Like Jesus, the Holy Spirit is a Person and He is divine. Wholly connected, there is no separation between God the Father, God the Son and God the Holy Spirit. For the Christian, the Holy Spirit is given to us at our baptism. The life-giving power and presence of the Spirit is a gift – unsolicited, unexpected and undeserved.

Today is actually the anniversary of my own baptism but I was six weeks old at the time so I can’t say I was aware of being Spirit-filled! However, by the grace of God I am bold enough now to claim my Christian inheritance. And I like to believe that being baptised on the Day of Pentecost was a significant marker in my road to faith, even if it took a while to realise it.

For all of us who confess Jesus Christ as Lord, the Spirit lives with us and in us.

Shortly after this service, we will be baptising five people – two adults and three children. Don’t believe the doom-merchants who say the church is in decline!! Each of the newly-baptised will receive the gift of the Holy Spirit. We are reminded today by John that the Spirit is a divine gift. Twice in today’s reading, the Father is specified as the sender (14.16, 26) and twice in the next chapter, Jesus is the sender (15.26; 16.7), which again reinforces their relational team-work.

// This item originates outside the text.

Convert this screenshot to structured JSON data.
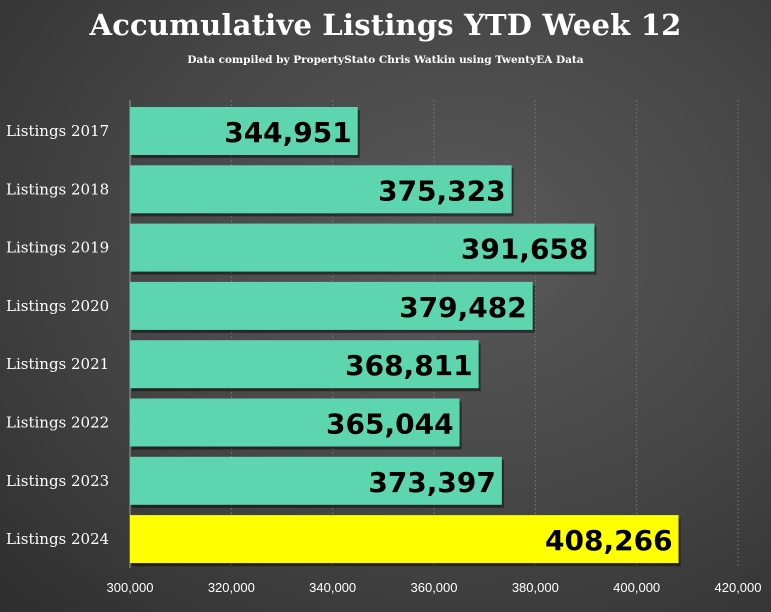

The Spirit builds us into the Church and gives us gifts to share with the rest of the Church. ‘But He does not send us empty-handed into the Church. Like children arriving at a birthday party, we come with a present to contribute.’ He calls us to work together for the common good of all.

Another special part of today will happen in a moment, when we celebrate the gifts that our Churchwardens and Deputy Churchwardens bring to the party! We will commission them on our behalf in the Name of God the Father, the Son, and the Holy Spirit: so they will remain inseparable!

We are all together in one place. And the Holy Spirit is with us and in us. Thanks be to God for His gracious gift. Amen.